Где-то рядом с грохотом упала стопка учебников. Кто-то из близнецов сказал: “Это была демонстрация гравитации”. Миссис Уизли ответила так, что прохожая ведьма с совой ускорила шаг.
Рон поморщился.
— Слушай…
— Неважно, — сказала Гермиона.
— Гермиона, я не…
— Всё нормально. Я сама не знаю, что это. Забудь.
— Я не забуду, если ты говоришь таким голосом.
— Тогда не забывай. Просто не надо сейчас.
Она ушла раньше, чем он успел ответить и почти сразу пожалела. Возможно, он был прав?
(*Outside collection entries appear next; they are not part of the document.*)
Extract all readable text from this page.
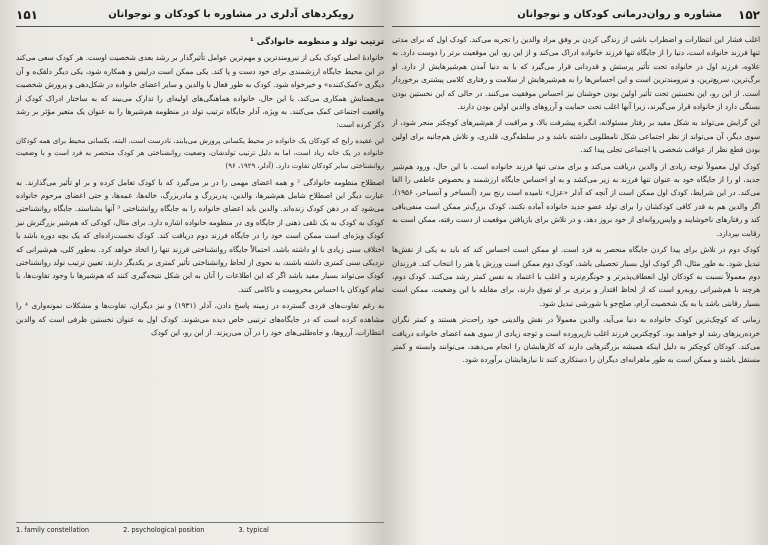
۱۵۱	رویکردهای آدلری در مشاوره با کودکان و نوجوانان
ترتیب تولد و منظومه خانوادگی ¹

خانوادهٔ اصلی کودک یکی از نیرومندترین و مهم‌ترین عوامل تأثیرگذار بر رشد بعدی شخصیت اوست. هر کودک سعی می‌کند در این محیط جایگاه ارزشمندی برای خود دست و پا کند. یکی ممکن است درلیس و همکاره شود، یکی دیگر دلقک‌ه و آن دیگری «کمک‌کننده» و خیرخواه شود. کودک به طور فعال با والدین و سایر اعضای خانواده در شکل‌دهی و پرورش شخصیت می‌همتایش همکاری می‌کند. با این حال، خانواده هماهنگی‌های اولیه‌ای را تدارک می‌بیند که به ساختار ادراک کودک از واقعیت اجتماعی کمک می‌کنند. به ویژه، آدلر جایگاه ترتیب تولد در منظومه هم‌شیرها را به عنوان یک متغیر مؤثر بر رشد ذکر کرده است:

این عقیده رایج که کودکان یک خانواده در محیط یکسانی پرورش می‌یابند، نادرست است. البته، یکسانی محیط برای همه کودکان خانواده در یک خانه زیاد است، اما به دلیل ترتیب تولدشان، وضعیت روانشناختی هر کودک منحصر به فرد است و با وضعیت روانشناختی سایر کودکان تفاوت دارد. (آدلر، ۱۹۲۹، ۹۶)

اصطلاح منظومه خانوادگی ² و همه اعضای مهمی را در بر می‌گیرد که با کودک تعامل کرده و بر او تأثیر می‌گذارند. به عبارت دیگر این اصطلاح شامل هم‌شیرها، والدین، پدربزرگ و مادربزرگ، خاله‌ها، عمه‌ها، و حتی اعضای مرحوم خانواده می‌شود که در ذهن کودک زنده‌اند. والدین باید اعضای خانواده را به جایگاه روانشناختی ³ آنها بشناسند. جایگاه روانشناختی کودک به کودک به یک تلقی ذهنی از جایگاه وی در منظومه خانواده اشاره دارد. برای مثال، کودکی که هم‌شیر بزرگترش نیز کودک ویژه‌ای است ممکن است خود را در جایگاه فرزند دوم دریافت کند. کودک نخست‌زاده‌ای که یک بچه دوره باشد یا اختلاف سنی زیادی با او داشته باشد، احتمالاً جایگاه روانشناختی فرزند تنها را اتخاذ خواهد کرد. به‌طور کلی، هم‌شیرانی که نزدیکی سنی کمتری داشته باشند، به نحوی از لحاظ روانشناختی تأثیر کمتری بر یکدیگر دارند. تعیین ترتیب تولد روانشناختی کودک می‌تواند بسیار مفید باشد اگر که این اطلاعات را آنان به این شکل نتیجه‌گیری کنند که هم‌شیرها با وجود تفاوت‌ها، با تمام کودکان با احساس محرومیت و ناکامی کنند.

به رغم تفاوت‌های فردی گسترده در زمینه پاسخ دادن، آدلر (۱۹۳۱) و نیز دیگران، تفاوت‌ها و مشکلات نمونه‌واری ⁴ را مشاهده کرده است که در جایگاه‌های ترتیبی خاص دیده می‌شوند. کودک اول به عنوان نخستین ظرفی است که والدین انتظارات، آرزوها، و جاه‌طلبی‌های خود را در آن می‌ریزند. از این رو، این کودک

1. family constellation	2. psychological position	3. typical
۱۵۲
مشاوره و روان‌درمانی کودکان و نوجوانان

اغلب فشار این انتظارات و اضطراب ناشی از زندگی کردن بر وفق مراد والدین را تجربه می‌کند. کودک اول که برای مدتی تنها فرزند خانواده است، دنیا را از جایگاه تنها فرزند خانواده ادراک می‌کند و از این رو، این موقعیت برتر را دوست دارد. به علاوه، فرزند اول در خانواده تحت تأثیر پرستش و قدردانی قرار می‌گیرد که با به دنیا آمدن هم‌شیرهایش از دارد. او برگ‌ترین، سریع‌ترین، و نیرومندترین است و این احساس‌ها را به هم‌شیرهایش از سلامت و رفتاری کلامی پیشتری برخوردار است. از این رو، این نخستین تحت تأثیر اولین بودن خوشنان نیز احساس موفقیت می‌کنند. در حالی که این نخستین بودن بستگی دارد از خانواده قرار می‌گیرند، زیرا آنها اغلب تحت حمایت و آرزوهای والدین اولین بودن دارند.

این گرایش می‌تواند به شکل مفید بر رفتار مسئولانه، انگیزه پیشرفت بالا، و مراقبت از هم‌شیرهای کوچکتر منجر شود، از سوی دیگر، آن می‌تواند از نظر اجتماعی شکل نامطلوبی داشته باشد و در سلطه‌گری، قلدری، و تلاش هم‌جانبه برای اولین بودن قطع نظر از عواقب شخصی یا اجتماعی تجلی پیدا کند.

کودک اول معمولاً توجه زیادی از والدین دریافت می‌کند و برای مدتی تنها فرزند خانواده است. با این حال، ورود هم‌شیر جدید، او را از جایگاه خود به عنوان تنها فرزند به زیر می‌کشد و به او احساس جایگاه ارزشمند و بخصوص عاطفی را القا می‌کند. در این شرایط، کودک اول ممکن است از آنچه که آدلر «عزل» تامیده است رنج ببرد (آنسباخر و آنسباخر، ۱۹۵۶). اگر والدین هم به قدر کافی کودکشان را برای تولد عضو جدید خانواده آماده نکنند، کودک بزرگ‌تر ممکن است منفی‌بافی کند و رفتارهای ناخوشایند و واپس‌روانه‌ای از خود بروز دهد، و در تلاش برای بازیافتن موقعیت از دست رفته، ممکن است به رقابت بپردازد.

کودک دوم در تلاش برای پیدا کردن جایگاه منحصر به فرد است. او ممکن است احساس کند که باید به یکی از نقش‌ها تبدیل شود. به طور مثال، اگر کودک اول بسیار تحصیلی باشد، کودک دوم ممکن است ورزش یا هنر را انتخاب کند. فرزندان دوم معمولاً نسبت به کودکان اول انعطاف‌پذیرتر و خونگرم‌ترند و اغلب با اعتماد به نفس کمتر رشد می‌کنند. کودک دوم، هرچند با هم‌شیرانی روبه‌رو است که از لحاظ اقتدار و برتری بر او تفوق دارند، برای مقابله با این وضعیت، ممکن است بسیار رقابتی باشد یا به یک شخصیت آرام، صلح‌جو یا شورشی تبدیل شود.

زمانی که کوچک‌ترین کودک خانواده به دنیا می‌آید، والدین معمولاً در نقش والدینی خود راحت‌تر هستند و کمتر نگران خرده‌ریزهای رشد او خواهند بود. کوچکترین فرزند اغلب نازپرورده است و توجه زیادی از سوی همه اعضای خانواده دریافت می‌کند. کودکان کوچکتر به دلیل اینکه همیشه بزرگترهایی دارند که کارهایشان را انجام می‌دهند، می‌توانند وابسته و کمتر مستقل باشند و ممکن است به طور ماهرانه‌ای دیگران را دستکاری کنند تا نیازهایشان برآورده شود.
Он не был жестоким. Рон был Роном: шумным, прямым, иногда ужасно неуклюжим, но не злым. Он увидел перед собой не загадку времени, а подругу, которая не спит, прячет опасный артефакт и говорит о блокнотах так, будто от них зависит, останется ли мир на месте.
Гермиона не могла даже честно сказать, что на его месте поверила бы себе. Это было хуже всего.
Гарри нашёлся у входа в магазин мантий через десять минут.
Он выглядел худым, взъерошенным и слишком довольным тем, что находится не на Тисовой улице.
— Привет, — сказал он.
— Привет.
Некоторое время они просто стояли. Гарри внимательно рассматривал её лицо.
— Выглядишь ужасно.
— Все почему-то считают нужным мне это сообщить.
— Я не как Рон.
— А как?
— Как человек, который тоже иногда выглядит ужасно и знает, что это значит.
Гермиона не нашла, что ответить.
Гарри глянул в сторону “Флориш и Блоттс”, где Рон всё ещё стоял с книгами и явно смотрел на них, делая вид, что не смотрит.
— Вы поссорились?
— Нет.
Гарри ничего не сказал.
— Почти нет, — поправилась Гермиона.
— Из-за того, о чём ты хотела поговорить?
Она кивнула.
— Пойдём отсюда.
Они ушли в сторону от толпы, к маленькому проходу между магазином перьев и лавкой, где продавались защитные чехлы для котлов. Там было гораздо тише. Диагон-аллея не умела быть тихой полностью.
Гермиона достала из сумки листок, копии страницы, блокнот и журнал.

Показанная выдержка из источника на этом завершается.